Cycle rats exhibited an intermediate microbiome composition that was significantly different from both Chow and Cafeteria groups, although exhibiting significant overlap with the Cafeteria group. This is similar to previous observations in mice exposed to 4-week cycles between chow and high-fat diet49 or chronic caloric restriction while on high-fat diet50, as well as our previous work with male rats exposed to long-term cafeteria diet cycling15. Although overall microbiome composition was altered, diet cycling protected female rats from the reductions in measures of α-diversity typically seen with extended exposure to a cafeteria diet15,51. Reduced α-diversity measures have been consistently reported in other diet-induced obesity models52,53, and following 4-week periods of cycling between healthy and high-fat diets49. Our previous diet cycling work in male rats showed comparable reductions in richness between rats exposed to cycling and continuous cafeteria diet15, although this may have been due to either longer diet exposure of 16 weeks.

Naso-anal length and Coprobacter_OTU66 were identified as significant predictors of place task performance through multiple regression modeling.

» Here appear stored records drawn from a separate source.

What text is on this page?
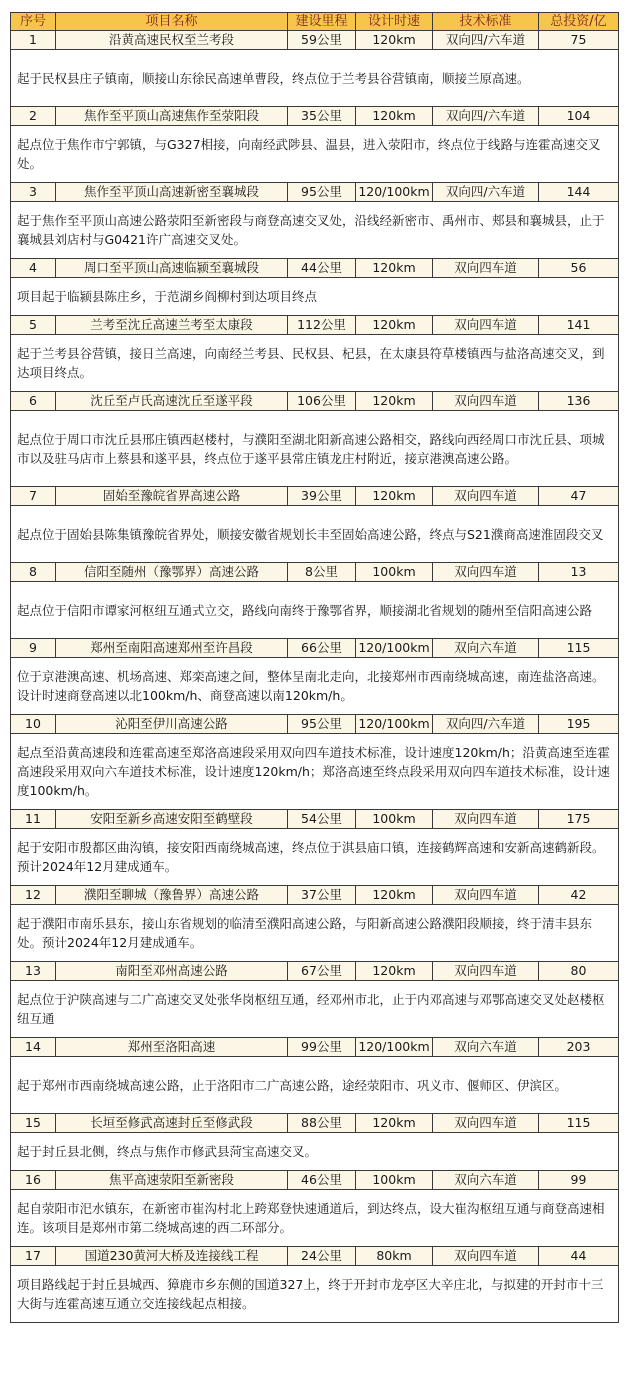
序号	项目名称	建设里程	设计时速	技术标准	总投资/亿
1	沿黄高速民权至兰考段	59公里	120km	双向四/六车道	75
起于民权县庄子镇南，顺接山东徐民高速单曹段，终点位于兰考县谷营镇南，顺接兰原高速。					
2	焦作至平顶山高速焦作至荥阳段	35公里	120km	双向四/六车道	104
起点位于焦作市宁郭镇，与G327相接，向南经武陟县、温县，进入荥阳市，终点位于线路与连霍高速交叉处。					
3	焦作至平顶山高速新密至襄城段	95公里	120/100km	双向四/六车道	144
起于焦作至平顶山高速公路荥阳至新密段与商登高速交叉处，沿线经新密市、禹州市、郏县和襄城县，止于襄城县刘店村与G0421许广高速交叉处。					
4	周口至平顶山高速临颍至襄城段	44公里	120km	双向四车道	56
项目起于临颍县陈庄乡，于范湖乡阎柳村到达项目终点					
5	兰考至沈丘高速兰考至太康段	112公里	120km	双向四车道	141
起于兰考县谷营镇，接日兰高速，向南经兰考县、民权县、杞县，在太康县符草楼镇西与盐洛高速交叉，到达项目终点。					
6	沈丘至卢氏高速沈丘至遂平段	106公里	120km	双向四车道	136
起点位于周口市沈丘县邢庄镇西赵楼村，与濮阳至湖北阳新高速公路相交，路线向西经周口市沈丘县、项城市以及驻马店市上蔡县和遂平县，终点位于遂平县常庄镇龙庄村附近，接京港澳高速公路。					
7	固始至豫皖省界高速公路	39公里	120km	双向四车道	47
起点位于固始县陈集镇豫皖省界处，顺接安徽省规划长丰至固始高速公路，终点与S21濮商高速淮固段交叉					
8	信阳至随州（豫鄂界）高速公路	8公里	100km	双向四车道	13
起点位于信阳市谭家河枢纽互通式立交，路线向南终于豫鄂省界，顺接湖北省规划的随州至信阳高速公路					
9	郑州至南阳高速郑州至许昌段	66公里	120/100km	双向六车道	115
位于京港澳高速、机场高速、郑栾高速之间，整体呈南北走向，北接郑州市西南绕城高速，南连盐洛高速。设计时速商登高速以北100km/h、商登高速以南120km/h。					
10	沁阳至伊川高速公路	95公里	120/100km	双向四/六车道	195
起点至沿黄高速段和连霍高速至郑洛高速段采用双向四车道技术标准，设计速度120km/h；沿黄高速至连霍高速段采用双向六车道技术标准，设计速度120km/h；郑洛高速至终点段采用双向四车道技术标准，设计速度100km/h。					
11	安阳至新乡高速安阳至鹤壁段	54公里	100km	双向四车道	175
起于安阳市殷都区曲沟镇，接安阳西南绕城高速，终点位于淇县庙口镇，连接鹤辉高速和安新高速鹤新段。预计2024年12月建成通车。					
12	濮阳至聊城（豫鲁界）高速公路	37公里	120km	双向四车道	42
起于濮阳市南乐县东，接山东省规划的临清至濮阳高速公路，与阳新高速公路濮阳段顺接，终于清丰县东处。预计2024年12月建成通车。					
13	南阳至邓州高速公路	67公里	120km	双向四车道	80
起点位于沪陕高速与二广高速交叉处张华岗枢纽互通，经邓州市北，止于内邓高速与邓鄂高速交叉处赵楼枢纽互通					
14	郑州至洛阳高速	99公里	120/100km	双向六车道	203
起于郑州市西南绕城高速公路，止于洛阳市二广高速公路，途经荥阳市、巩义市、偃师区、伊滨区。					
15	长垣至修武高速封丘至修武段	88公里	120km	双向四车道	115
起于封丘县北侧，终点与焦作市修武县菏宝高速交叉。					
16	焦平高速荥阳至新密段	46公里	100km	双向六车道	99
起自荥阳市汜水镇东，在新密市崔沟村北上跨郑登快速通道后，到达终点，设大崔沟枢纽互通与商登高速相连。该项目是郑州市第二绕城高速的西二环部分。					
17	国道230黄河大桥及连接线工程	24公里	80km	双向四车道	44
项目路线起于封丘县城西、獐鹿市乡东侧的国道327上，终于开封市龙亭区大辛庄北，与拟建的开封市十三大街与连霍高速互通立交连接线起点相接。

Naso-anal length is typically increased with cafeteria diet in rodents17,54 and, although it was not significantly increased with diet in this study, it was highly correlated with measures of adiposity, which is known to be negatively associated with cognition in both humans55,56 and rodents57. This relationship between spatial recognition and naso-anal length is likely specific to rodents, who continue to grow linearly across their lifespan. When naso-anal length was removed from the regression analysis, lean mass became a significant predictor of place task performance. Lean mass is also increased with an energy dense diet in rodents, most likely due to diet-induced growth as well as increased organ weights. Contrastingly, lean mass is protective against cognitive in aging humans58,59 and is positively associated with hippocampal-dependent lure discrimination in healthy young adults60.

Coprobacter_OTU66 was putatively identified as M. intestinale strain YL27 and has only been recently sequenced61. In mice, this strain has been associated with a healthy phenotype62 and low-fat diet consumption61. Future studies manipulating this strain in rats may provide further insight into its role in diet-induced obesity and cognitive dysfunction.

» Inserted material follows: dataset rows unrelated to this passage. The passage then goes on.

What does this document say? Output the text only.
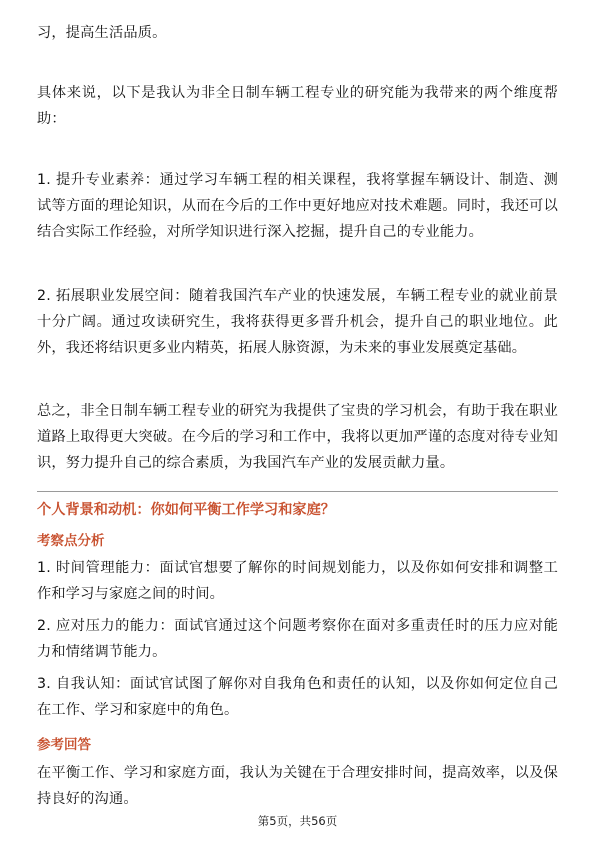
习，提高生活品质。

具体来说，以下是我认为非全日制车辆工程专业的研究能为我带来的两个维度帮助：

1. 提升专业素养：通过学习车辆工程的相关课程，我将掌握车辆设计、制造、测试等方面的理论知识，从而在今后的工作中更好地应对技术难题。同时，我还可以结合实际工作经验，对所学知识进行深入挖掘，提升自己的专业能力。

2. 拓展职业发展空间：随着我国汽车产业的快速发展，车辆工程专业的就业前景十分广阔。通过攻读研究生，我将获得更多晋升机会，提升自己的职业地位。此外，我还将结识更多业内精英，拓展人脉资源，为未来的事业发展奠定基础。

总之，非全日制车辆工程专业的研究为我提供了宝贵的学习机会，有助于我在职业道路上取得更大突破。在今后的学习和工作中，我将以更加严谨的态度对待专业知识，努力提升自己的综合素质，为我国汽车产业的发展贡献力量。

个人背景和动机：你如何平衡工作学习和家庭？

考察点分析

1. 时间管理能力：面试官想要了解你的时间规划能力，以及你如何安排和调整工作和学习与家庭之间的时间。

2. 应对压力的能力：面试官通过这个问题考察你在面对多重责任时的压力应对能力和情绪调节能力。

3. 自我认知：面试官试图了解你对自我角色和责任的认知，以及你如何定位自己在工作、学习和家庭中的角色。

参考回答

在平衡工作、学习和家庭方面，我认为关键在于合理安排时间，提高效率，以及保持良好的沟通。

第5页，共56页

It is important to note that we failed to detect any association between estrous stage and spatial task performance, but did observe a lengthening of proestrous and a reduction in diestrous stage 1/2 of the Cafeteria rats, in line with other rodent work21,63. We subsequently investigated the rats’ ovaries and found that oocyte number was reduced by continuous cafeteria diet exposure. Similarly, others have shown that Ob/ob mice exhibit reduced oocyte number64 and high-fat fed mice are less fertile due to increased oxidative stress-induced apoptosis and impaired oocyte maturation65.

In summary, our model of intermittent access to cafeteria diet identified OTU66_Coprobacter (high similarity to M. intestinale strain YL27) and naso-anal length, an indirect measure of adiposity and diet-induced growth, as predictive of differences in spatial recognition memory observed with differing schedules of cafeteria diet access in female rats. This approach appears useful for identifying microbiome composition differences that are relevant to phenotypic differences, rather than overall diet effects, and may prove useful in future studies investigating microbiome differences associated with cafeteria diet exposure.